A Texas city has been deemed a “cancer cluster” after a government analysis found toxic chemicals in groundwater and soil.
For years, residents of Kashmere Gardens in Houston have expressed concern about an increase in cancer diagnoses. The city of about 10,000 people has seen 150 more cases than expected.
The Environmental Protection Agency (EPA) collected samples from 20 locations around the city and found that most were contaminated with high levels of toxic chemicals, including benzene and dioxin.
The investigation pinpointed the cause to a decommissioned railway facility that burned coal-like tar for nearly 100 years.
Hazardous contaminants seeped into the ground, creating a plume of contaminated groundwater beneath the site, where 110 homes were built.
People in the Kashmere Gardens neighborhood of Houston, Texas, have known for years that something was wrong. The EPA finally began testing its soil and found a variety of toxic and carcinogenic chemicals.
A 2021 study showed that children in the area were being diagnosed with leukemia at a rate five times higher than average. Pictured is Corinthian Giles, 13, whose parents claim she was diagnosed after coming into contact with an old creosote site. She has since died
While the EPA has not finished analyzing all the samples from the area, 41 contained different tar or creosote chemicals.
So far, 51 of their soil and water samples have returned results, but there are There are still 66 samples to be analyzed, – the EPA noted that it could take another four months to complete the investigation.
The agency has set a fall deadline to determine the risk of contamination and whether a cleanup will be necessary.
Sandra Edwards, Fifth Ward resident and founder of IMPACT Fifth Ward Justice, said: ‘Something has been going on here for decades, people don’t drop dead for no reason.
“It just proves that we were right.”
While the EPA analysis shows the community was right, other studies have also shown an increase in cancer throughout the area.
In 2019, the Texas Department of State Health Services found that between 2000 and 2016 there were 15 more cases of esophageal cancer than would normally be expected, and 126 more cases of lung and bronchial cancer than expected.
For years, residents of Kashmere Gardens in Houston have expressed concern about an increase in cancer diagnoses. The city of about 10,000 residents has seen 150 more cases than expected.
Then, a 2021 study showed that children in the area were being diagnosed with leukemia at a rate five times higher than average.
One case was reported in 13-year-old Corinthian Giles, whose parents say he was diagnosed after coming into contact with an old creosote site five years ago.
The boy lost his battle with leukemia and his family sued Union Pacific, which owned the railroad, for wrongful death.
Union Pacific told locals KHO 11: ‘Union Pacific sympathizes with the family and their loss. “We will review the complaint and respond accordingly.”
The railroad said in 2021 that in the past there is no way for carcinogens to enter the human body; EPA analysis found chemicals in groundwater and soil.
Last September, Houston officials approved a $5 million voluntary relocation program in an effort to help Kashmere Gardens residents.

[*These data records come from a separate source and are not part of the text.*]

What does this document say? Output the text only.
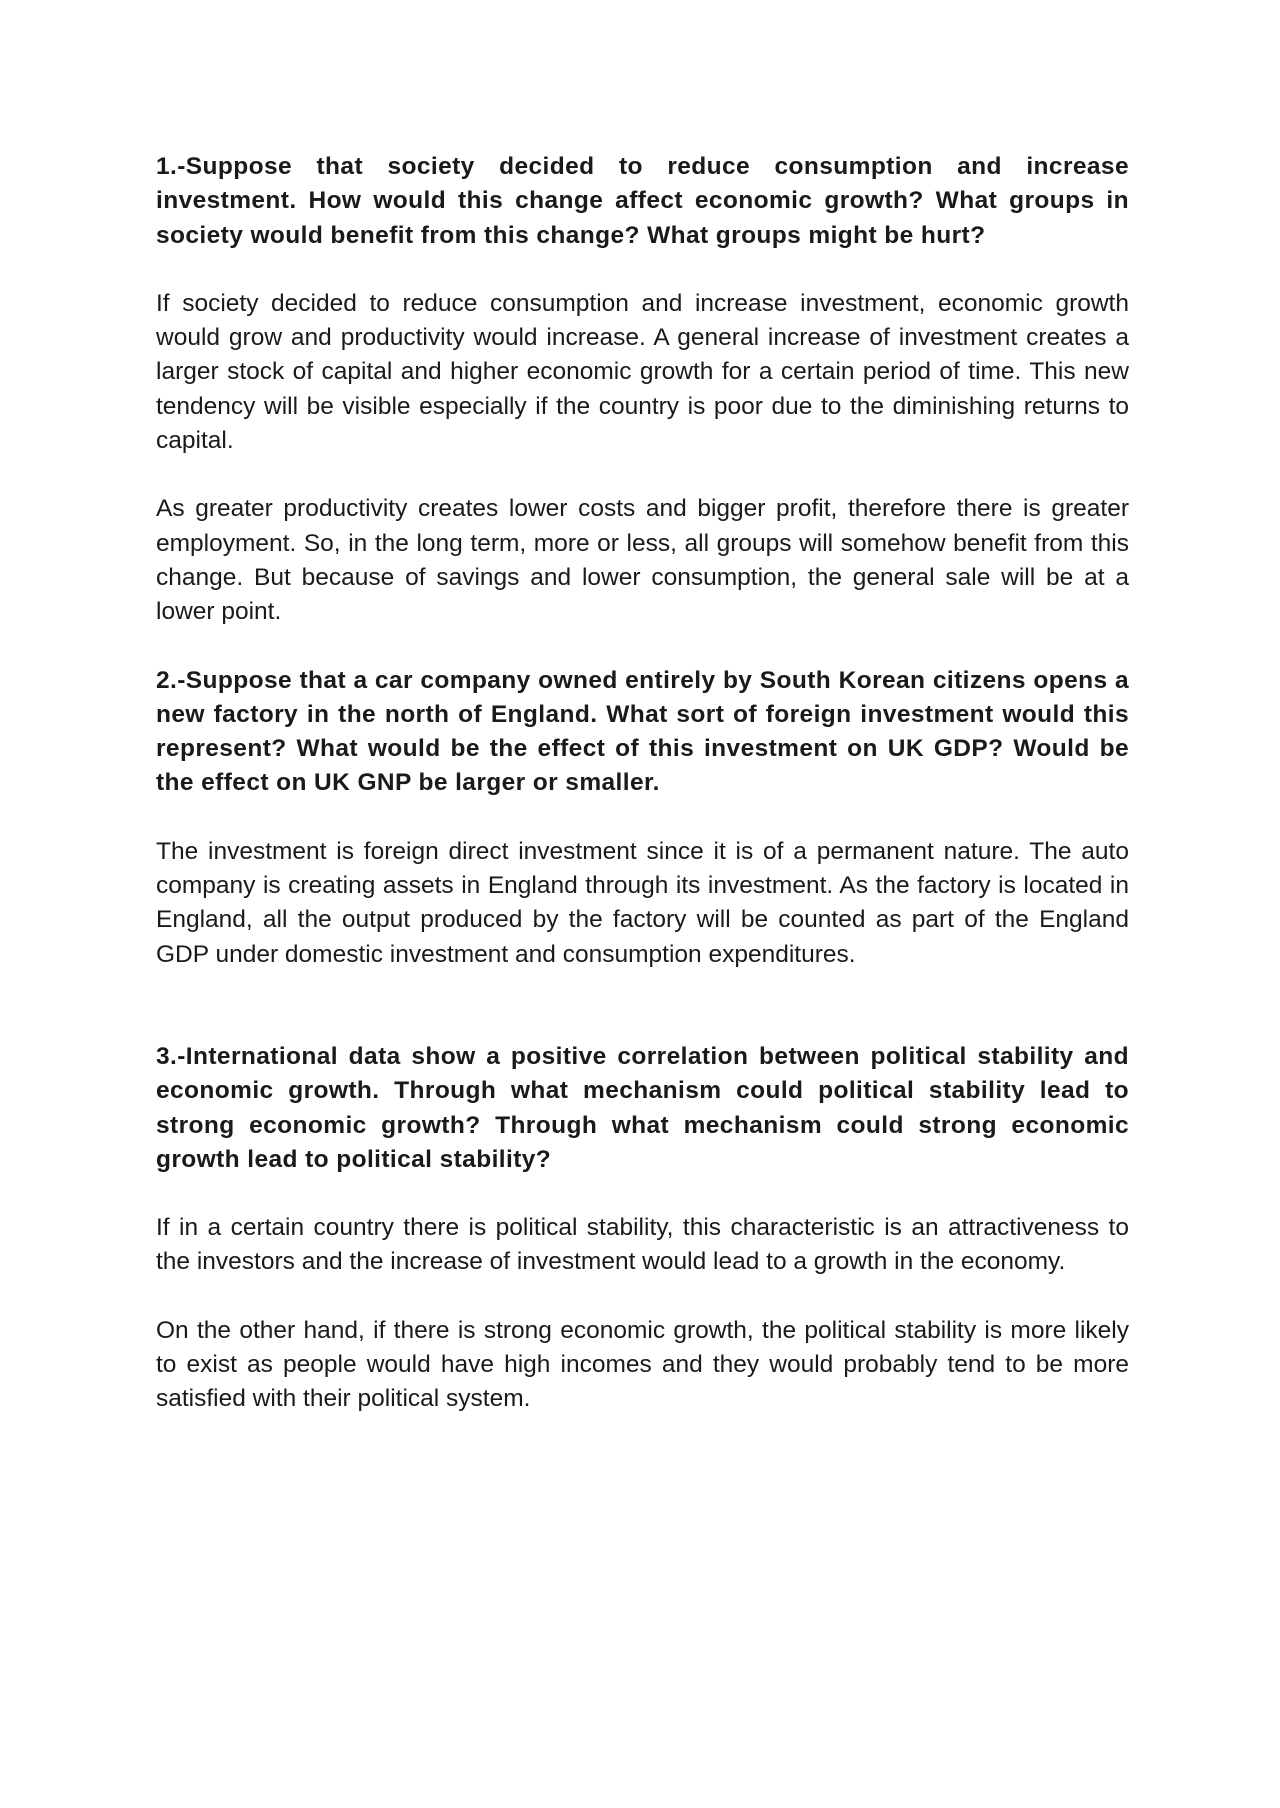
1.-Suppose that society decided to reduce consumption and increase investment. How would this change affect economic growth? What groups in society would benefit from this change? What groups might be hurt?

If society decided to reduce consumption and increase investment, economic growth would grow and productivity would increase. A general increase of investment creates a larger stock of capital and higher economic growth for a certain period of time. This new tendency will be visible especially if the country is poor due to the diminishing returns to capital.

As greater productivity creates lower costs and bigger profit, therefore there is greater employment. So, in the long term, more or less, all groups will somehow benefit from this change. But because of savings and lower consumption, the general sale will be at a lower point.

2.-Suppose that a car company owned entirely by South Korean citizens opens a new factory in the north of England. What sort of foreign investment would this represent? What would be the effect of this investment on UK GDP? Would be the effect on UK GNP be larger or smaller.

The investment is foreign direct investment since it is of a permanent nature. The auto company is creating assets in England through its investment. As the factory is located in England, all the output produced by the factory will be counted as part of the England GDP under domestic investment and consumption expenditures.

3.-International data show a positive correlation between political stability and economic growth. Through what mechanism could political stability lead to strong economic growth? Through what mechanism could strong economic growth lead to political stability?

If in a certain country there is political stability, this characteristic is an attractiveness to the investors and the increase of investment would lead to a growth in the economy.

On the other hand, if there is strong economic growth, the political stability is more likely to exist as people would have high incomes and they would probably tend to be more satisfied with their political system.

He The former railway station was used to preserve timber from the early 1990s for railway sleepers until 1984.
This process involved burning creosote, a wood treatment that helped prevent the sleepers from rotting.
Creosote can be produced by burning wood or coal tar, but the type that comes from coal tar is most often used to preserve wood.

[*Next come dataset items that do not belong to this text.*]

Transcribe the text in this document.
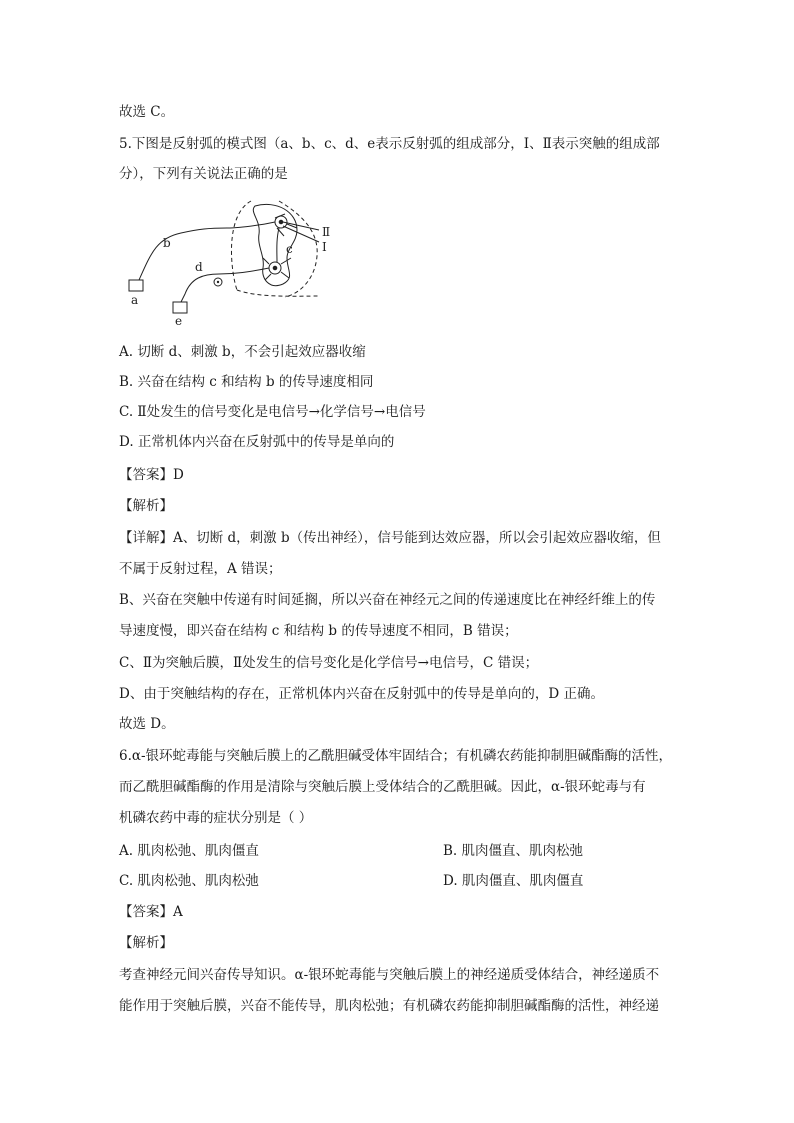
故选 C。
5.下图是反射弧的模式图（a、b、c、d、e表示反射弧的组成部分，I、Ⅱ表示突触的组成部
分），下列有关说法正确的是
b	c
d
a
e
Ⅱ
I
A. 切断 d、刺激 b，不会引起效应器收缩
B. 兴奋在结构 c 和结构 b 的传导速度相同
C. Ⅱ处发生的信号变化是电信号→化学信号→电信号
D. 正常机体内兴奋在反射弧中的传导是单向的
【答案】D
【解析】
【详解】A、切断 d，刺激 b（传出神经），信号能到达效应器，所以会引起效应器收缩，但
不属于反射过程，A 错误；
B、兴奋在突触中传递有时间延搁，所以兴奋在神经元之间的传递速度比在神经纤维上的传
导速度慢，即兴奋在结构 c 和结构 b 的传导速度不相同，B 错误；
C、Ⅱ为突触后膜，Ⅱ处发生的信号变化是化学信号→电信号，C 错误；
D、由于突触结构的存在，正常机体内兴奋在反射弧中的传导是单向的，D 正确。
故选 D。
6.α-银环蛇毒能与突触后膜上的乙酰胆碱受体牢固结合；有机磷农药能抑制胆碱酯酶的活性，
而乙酰胆碱酯酶的作用是清除与突触后膜上受体结合的乙酰胆碱。因此，α-银环蛇毒与有
机磷农药中毒的症状分别是（ ）
A. 肌肉松弛、肌肉僵直	B. 肌肉僵直、肌肉松弛
C. 肌肉松弛、肌肉松弛	D. 肌肉僵直、肌肉僵直
【答案】A
【解析】
考查神经元间兴奋传导知识。α-银环蛇毒能与突触后膜上的神经递质受体结合，神经递质不
能作用于突触后膜，兴奋不能传导，肌肉松弛；有机磷农药能抑制胆碱酯酶的活性，神经递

This chemical is now known to contain many carcinogens, and the type of coal tar is especially loaded with them.
Although the operation was dormant for 40 years, its effects persisted in the form of the so-called “cancer cluster,” the term for an area where cancer is more common than it should be.
The investigation pinpointed the cause to a decommissioned railway facility that burned coal-like tar for nearly 100 years.

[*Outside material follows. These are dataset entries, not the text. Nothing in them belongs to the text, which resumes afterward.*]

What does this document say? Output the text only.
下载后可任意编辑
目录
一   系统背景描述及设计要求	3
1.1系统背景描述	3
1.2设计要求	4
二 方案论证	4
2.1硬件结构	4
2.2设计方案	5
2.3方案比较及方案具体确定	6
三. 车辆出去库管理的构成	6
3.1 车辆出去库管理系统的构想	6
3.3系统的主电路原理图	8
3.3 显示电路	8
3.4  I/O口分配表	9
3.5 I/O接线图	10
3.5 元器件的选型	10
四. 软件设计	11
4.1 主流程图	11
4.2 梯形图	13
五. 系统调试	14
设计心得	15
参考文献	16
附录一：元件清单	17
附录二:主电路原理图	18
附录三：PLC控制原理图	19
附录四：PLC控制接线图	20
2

A cluster of cancer may be easy to identify, but determining its exact cause may be difficult to prove.
But outspoken local residents, like two-time breast cancer survivor Joetta Stevenson, didn’t let their plight go unanswered.
‘We will not be silent. We will not be silenced,” said Stevenson, president of the Greater Fifth Ward Superneighborhood. ABC13. “I want people to know that this community is no longer the path of least resistance.”
She has no family history of breast cancer, but has had the disease twice.
‘It changed my entire life, my entire existence. “He was very devastating to me as a person, physically, emotionally and financially,” he said.
Stevenson and her neighbors pressured the Houston Health Department to test their soil, and in 2022 they did.